Scientific classification
- Kingdom: Plantae
- Clade: Tracheophytes
- Clade: Angiosperms
- Clade: Eudicots
- Clade: Asterids
- Order: Boraginales
- Family: Boraginaceae
- Genus: Hackelia
- Species: H. venusta
- Binomial name: Hackelia venusta (Piper) H.St.John

= Hackelia venusta =

- Genus: Hackelia
- Species: venusta
- Authority: (Piper) H.St.John
- Conservation status: G1

Species of flowering plant

Hackelia venusta is a rare species of flowering plant in the borage family known by the common name showy stickseed, or lesser showy stickseed. It is endemic to Washington state in the United States, where it is known from only one canyon in Chelan County.

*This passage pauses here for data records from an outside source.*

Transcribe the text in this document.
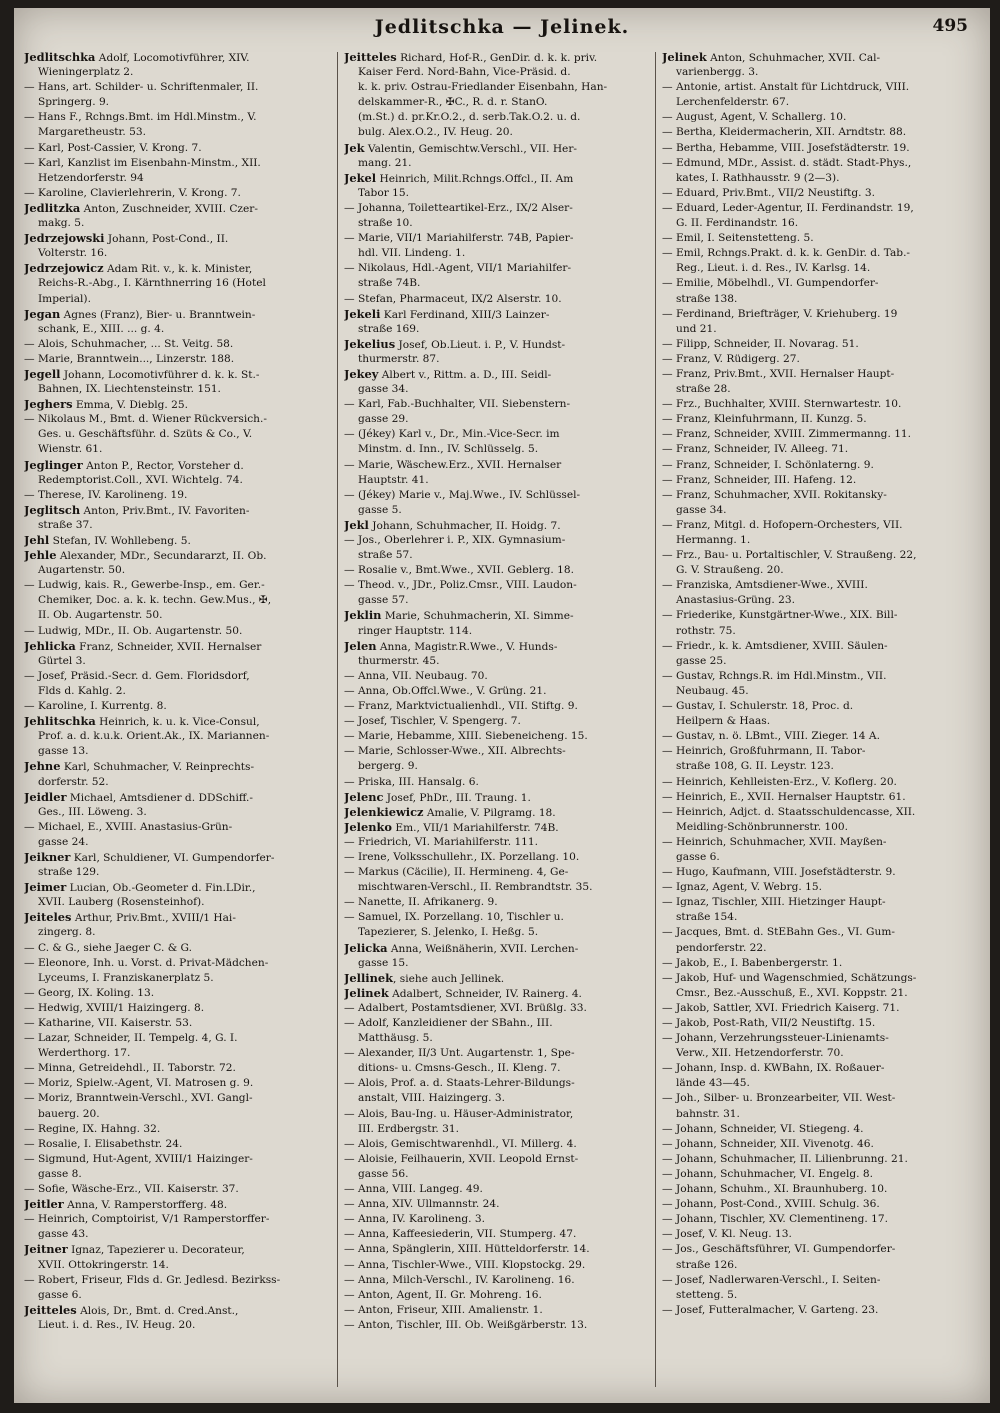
Jedlitschka — Jelinek.	495
Jedlitschka Adolf, Locomotivführer, XIV.
Wieningerplatz 2.
— Hans, art. Schilder- u. Schriftenmaler, II.
Springerg. 9.
— Hans F., Rchngs.Bmt. im Hdl.Minstm., V.
Margaretheustr. 53.
— Karl, Post-Cassier, V. Krong. 7.
— Karl, Kanzlist im Eisenbahn-Minstm., XII.
Hetzendorferstr. 94
— Karoline, Clavierlehrerin, V. Krong. 7.
Jedlitzka Anton, Zuschneider, XVIII. Czer-
makg. 5.
Jedrzejowski Johann, Post-Cond., II.
Volterstr. 16.
Jedrzejowicz Adam Rit. v., k. k. Minister,
Reichs-R.-Abg., I. Kärnthnerring 16 (Hotel
Imperial).
Jegan Agnes (Franz), Bier- u. Branntwein-
schank, E., XIII. ... g. 4.
— Alois, Schuhmacher, ... St. Veitg. 58.
— Marie, Branntwein..., Linzerstr. 188.
Jegell Johann, Locomotivführer d. k. k. St.-
Bahnen, IX. Liechtensteinstr. 151.
Jeghers Emma, V. Dieblg. 25.
— Nikolaus M., Bmt. d. Wiener Rückversich.-
Ges. u. Geschäftsführ. d. Szüts & Co., V.
Wienstr. 61.
Jeglinger Anton P., Rector, Vorsteher d.
Redemptorist.Coll., XVI. Wichtelg. 74.
— Therese, IV. Karolineng. 19.
Jeglitsch Anton, Priv.Bmt., IV. Favoriten-
straße 37.
Jehl Stefan, IV. Wohllebeng. 5.
Jehle Alexander, MDr., Secundararzt, II. Ob.
Augartenstr. 50.
— Ludwig, kais. R., Gewerbe-Insp., em. Ger.-
Chemiker, Doc. a. k. k. techn. Gew.Mus., ✠,
II. Ob. Augartenstr. 50.
— Ludwig, MDr., II. Ob. Augartenstr. 50.
Jehlicka Franz, Schneider, XVII. Hernalser
Gürtel 3.
— Josef, Präsid.-Secr. d. Gem. Floridsdorf,
Flds d. Kahlg. 2.
— Karoline, I. Kurrentg. 8.
Jehlitschka Heinrich, k. u. k. Vice-Consul,
Prof. a. d. k.u.k. Orient.Ak., IX. Mariannen-
gasse 13.
Jehne Karl, Schuhmacher, V. Reinprechts-
dorferstr. 52.
Jeidler Michael, Amtsdiener d. DDSchiff.-
Ges., III. Löweng. 3.
— Michael, E., XVIII. Anastasius-Grün-
gasse 24.
Jeikner Karl, Schuldiener, VI. Gumpendorfer-
straße 129.
Jeimer Lucian, Ob.-Geometer d. Fin.LDir.,
XVII. Lauberg (Rosensteinhof).
Jeiteles Arthur, Priv.Bmt., XVIII/1 Hai-
zingerg. 8.
— C. & G., siehe Jaeger C. & G.
— Eleonore, Inh. u. Vorst. d. Privat-Mädchen-
Lyceums, I. Franziskanerplatz 5.
— Georg, IX. Koling. 13.
— Hedwig, XVIII/1 Haizingerg. 8.
— Katharine, VII. Kaiserstr. 53.
— Lazar, Schneider, II. Tempelg. 4, G. I.
Werderthorg. 17.
— Minna, Getreidehdl., II. Taborstr. 72.
— Moriz, Spielw.-Agent, VI. Matrosen g. 9.
— Moriz, Branntwein-Verschl., XVI. Gangl-
bauerg. 20.
— Regine, IX. Hahng. 32.
— Rosalie, I. Elisabethstr. 24.
— Sigmund, Hut-Agent, XVIII/1 Haizinger-
gasse 8.
— Sofie, Wäsche-Erz., VII. Kaiserstr. 37.
Jeitler Anna, V. Ramperstorfferg. 48.
— Heinrich, Comptoirist, V/1 Ramperstorffer-
gasse 43.
Jeitner Ignaz, Tapezierer u. Decorateur,
XVII. Ottokringerstr. 14.
— Robert, Friseur, Flds d. Gr. Jedlesd. Bezirkss-
gasse 6.
Jeitteles Alois, Dr., Bmt. d. Cred.Anst.,
Lieut. i. d. Res., IV. Heug. 20.
Jeitteles Richard, Hof-R., GenDir. d. k. k. priv.
Kaiser Ferd. Nord-Bahn, Vice-Präsid. d.
k. k. priv. Ostrau-Friedlander Eisenbahn, Han-
delskammer-R., ✠C., R. d. r. StanO.
(m.St.) d. pr.Kr.O.2., d. serb.Tak.O.2. u. d.
bulg. Alex.O.2., IV. Heug. 20.
Jek Valentin, Gemischtw.Verschl., VII. Her-
mang. 21.
Jekel Heinrich, Milit.Rchngs.Offcl., II. Am
Tabor 15.
— Johanna, Toiletteartikel-Erz., IX/2 Alser-
straße 10.
— Marie, VII/1 Mariahilferstr. 74B, Papier-
hdl. VII. Lindeng. 1.
— Nikolaus, Hdl.-Agent, VII/1 Mariahilfer-
straße 74B.
— Stefan, Pharmaceut, IX/2 Alserstr. 10.
Jekeli Karl Ferdinand, XIII/3 Lainzer-
straße 169.
Jekelius Josef, Ob.Lieut. i. P., V. Hundst-
thurmerstr. 87.
Jekey Albert v., Rittm. a. D., III. Seidl-
gasse 34.
— Karl, Fab.-Buchhalter, VII. Siebenstern-
gasse 29.
— (Jékey) Karl v., Dr., Min.-Vice-Secr. im
Minstm. d. Inn., IV. Schlüsselg. 5.
— Marie, Wäschew.Erz., XVII. Hernalser
Hauptstr. 41.
— (Jékey) Marie v., Maj.Wwe., IV. Schlüssel-
gasse 5.
Jekl Johann, Schuhmacher, II. Hoidg. 7.
— Jos., Oberlehrer i. P., XIX. Gymnasium-
straße 57.
— Rosalie v., Bmt.Wwe., XVII. Geblerg. 18.
— Theod. v., JDr., Poliz.Cmsr., VIII. Laudon-
gasse 57.
Jeklin Marie, Schuhmacherin, XI. Simme-
ringer Hauptstr. 114.
Jelen Anna, Magistr.R.Wwe., V. Hunds-
thurmerstr. 45.
— Anna, VII. Neubaug. 70.
— Anna, Ob.Offcl.Wwe., V. Grüng. 21.
— Franz, Marktvictualienhdl., VII. Stiftg. 9.
— Josef, Tischler, V. Spengerg. 7.
— Marie, Hebamme, XIII. Siebeneicheng. 15.
— Marie, Schlosser-Wwe., XII. Albrechts-
bergerg. 9.
— Priska, III. Hansalg. 6.
Jelenc Josef, PhDr., III. Traung. 1.
Jelenkiewicz Amalie, V. Pilgramg. 18.
Jelenko Em., VII/1 Mariahilferstr. 74B.
— Friedrich, VI. Mariahilferstr. 111.
— Irene, Volksschullehr., IX. Porzellang. 10.
— Markus (Cäcilie), II. Hermineng. 4, Ge-
mischtwaren-Verschl., II. Rembrandtstr. 35.
— Nanette, II. Afrikanerg. 9.
— Samuel, IX. Porzellang. 10, Tischler u.
Tapezierer, S. Jelenko, I. Heßg. 5.
Jelicka Anna, Weißnäherin, XVII. Lerchen-
gasse 15.
Jellinek, siehe auch Jellinek.
Jelinek Adalbert, Schneider, IV. Rainerg. 4.
— Adalbert, Postamtsdiener, XVI. Brüßlg. 33.
— Adolf, Kanzleidiener der SBahn., III.
Matthäusg. 5.
— Alexander, II/3 Unt. Augartenstr. 1, Spe-
ditions- u. Cmsns-Gesch., II. Kleng. 7.
— Alois, Prof. a. d. Staats-Lehrer-Bildungs-
anstalt, VIII. Haizingerg. 3.
— Alois, Bau-Ing. u. Häuser-Administrator,
III. Erdbergstr. 31.
— Alois, Gemischtwarenhdl., VI. Millerg. 4.
— Aloisie, Feilhauerin, XVII. Leopold Ernst-
gasse 56.
— Anna, VIII. Langeg. 49.
— Anna, XIV. Ullmannstr. 24.
— Anna, IV. Karolineng. 3.
— Anna, Kaffeesiederin, VII. Stumperg. 47.
— Anna, Spänglerin, XIII. Hütteldorferstr. 14.
— Anna, Tischler-Wwe., VIII. Klopstockg. 29.
— Anna, Milch-Verschl., IV. Karolineng. 16.
— Anton, Agent, II. Gr. Mohreng. 16.
— Anton, Friseur, XIII. Amalienstr. 1.
— Anton, Tischler, III. Ob. Weißgärberstr. 13.
Jelinek Anton, Schuhmacher, XVII. Cal-
varienbergg. 3.
— Antonie, artist. Anstalt für Lichtdruck, VIII.
Lerchenfelderstr. 67.
— August, Agent, V. Schallerg. 10.
— Bertha, Kleidermacherin, XII. Arndtstr. 88.
— Bertha, Hebamme, VIII. Josefstädterstr. 19.
— Edmund, MDr., Assist. d. städt. Stadt-Phys.,
kates, I. Rathhausstr. 9 (2—3).
— Eduard, Priv.Bmt., VII/2 Neustiftg. 3.
— Eduard, Leder-Agentur, II. Ferdinandstr. 19,
G. II. Ferdinandstr. 16.
— Emil, I. Seitenstetteng. 5.
— Emil, Rchngs.Prakt. d. k. k. GenDir. d. Tab.-
Reg., Lieut. i. d. Res., IV. Karlsg. 14.
— Emilie, Möbelhdl., VI. Gumpendorfer-
straße 138.
— Ferdinand, Briefträger, V. Kriehuberg. 19
und 21.
— Filipp, Schneider, II. Novarag. 51.
— Franz, V. Rüdigerg. 27.
— Franz, Priv.Bmt., XVII. Hernalser Haupt-
straße 28.
— Frz., Buchhalter, XVIII. Sternwartestr. 10.
— Franz, Kleinfuhrmann, II. Kunzg. 5.
— Franz, Schneider, XVIII. Zimmermanng. 11.
— Franz, Schneider, IV. Alleeg. 71.
— Franz, Schneider, I. Schönlaterng. 9.
— Franz, Schneider, III. Hafeng. 12.
— Franz, Schuhmacher, XVII. Rokitansky-
gasse 34.
— Franz, Mitgl. d. Hofopern-Orchesters, VII.
Hermanng. 1.
— Frz., Bau- u. Portaltischler, V. Straußeng. 22,
G. V. Straußeng. 20.
— Franziska, Amtsdiener-Wwe., XVIII.
Anastasius-Grüng. 23.
— Friederike, Kunstgärtner-Wwe., XIX. Bill-
rothstr. 75.
— Friedr., k. k. Amtsdiener, XVIII. Säulen-
gasse 25.
— Gustav, Rchngs.R. im Hdl.Minstm., VII.
Neubaug. 45.
— Gustav, I. Schulerstr. 18, Proc. d.
Heilpern & Haas.
— Gustav, n. ö. LBmt., VIII. Zieger. 14 A.
— Heinrich, Großfuhrmann, II. Tabor-
straße 108, G. II. Leystr. 123.
— Heinrich, Kehlleisten-Erz., V. Koflerg. 20.
— Heinrich, E., XVII. Hernalser Hauptstr. 61.
— Heinrich, Adjct. d. Staatsschuldencasse, XII.
Meidling-Schönbrunnerstr. 100.
— Heinrich, Schuhmacher, XVII. Mayßen-
gasse 6.
— Hugo, Kaufmann, VIII. Josefstädterstr. 9.
— Ignaz, Agent, V. Webrg. 15.
— Ignaz, Tischler, XIII. Hietzinger Haupt-
straße 154.
— Jacques, Bmt. d. StEBahn Ges., VI. Gum-
pendorferstr. 22.
— Jakob, E., I. Babenbergerstr. 1.
— Jakob, Huf- und Wagenschmied, Schätzungs-
Cmsr., Bez.-Ausschuß, E., XVI. Koppstr. 21.
— Jakob, Sattler, XVI. Friedrich Kaiserg. 71.
— Jakob, Post-Rath, VII/2 Neustiftg. 15.
— Johann, Verzehrungssteuer-Linienamts-
Verw., XII. Hetzendorferstr. 70.
— Johann, Insp. d. KWBahn, IX. Roßauer-
lände 43—45.
— Joh., Silber- u. Bronzearbeiter, VII. West-
bahnstr. 31.
— Johann, Schneider, VI. Stiegeng. 4.
— Johann, Schneider, XII. Vivenotg. 46.
— Johann, Schuhmacher, II. Lilienbrunng. 21.
— Johann, Schuhmacher, VI. Engelg. 8.
— Johann, Schuhm., XI. Braunhuberg. 10.
— Johann, Post-Cond., XVIII. Schulg. 36.
— Johann, Tischler, XV. Clementineng. 17.
— Josef, V. Kl. Neug. 13.
— Jos., Geschäftsführer, VI. Gumpendorfer-
straße 126.
— Josef, Nadlerwaren-Verschl., I. Seiten-
stetteng. 5.
— Josef, Futteralmacher, V. Garteng. 23.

There is only one small population with a global distribution of less than one hectare. The plant was federally listed as an endangered species of the United States in 2002.

This is a perennial herb producing several leafy stems up to 20 to 40 cm tall from a taproot. The plant blooms in April and May, bearing clusters of white or blue-tinged flowers. Each flower is 1-2 cm across with five rounded lobes and a short tubular throat. The fruit is a nutlet covered with hooked hairs that allow it to attach to the fur of animals and be dispersed from the parent plant. The hooks are sticky enough to cling to human skin.

The plant is only found in Tumwater Canyon within the Tumwater Botanical Area in Wenatchee National Forest. Any other populations have been extirpated or determined to belong to other species. This plant grows in open talus and rock ledges between stands of Ponderosa pine and Douglas-fir. The soil is sandy and rocky and low in nutrients, and few other plants grow in it. The plant does not tolerate shade. The openings are in an early stage of ecological succession, a stage which is maintained by wildfire that periodically clears trees and shrubs. As fire suppression is practiced in forests to protect property, large and woody vegetation grows up and shades out the rare plant and other shade-intolerant species. The prevention of fire also allows a layer of nutrient-rich leaf-litter and other material to build up on the forest floor, allowing many other plants to grow and compete with the stickseed. In addition, when a fire does occur after a longer period the flames burn hotter and are more destructive, killing roots that might otherwise survive a mild fire, and increasing the likelihood of landslides and erosion.

The species is threatened by its small size, as its single population could be easily eliminated by a single large event. It is threatened by the lack of suitable habitat, which has been reduced in size by factors such as fire suppression. Introduced species of plants such as Dalmatian toadflax have invaded the area. Road maintenance practices, herbicides, and pollution may have contributed to the rarity of the plant. The seedlings of the species have a low rate of survivorship, with few growing to mature size. The small size of the population suggests there is a small gene pool.

In 2010 the total population of this species was estimated to be no more than 772 individuals. Research suggests that to be viable it would need to exceed 1000.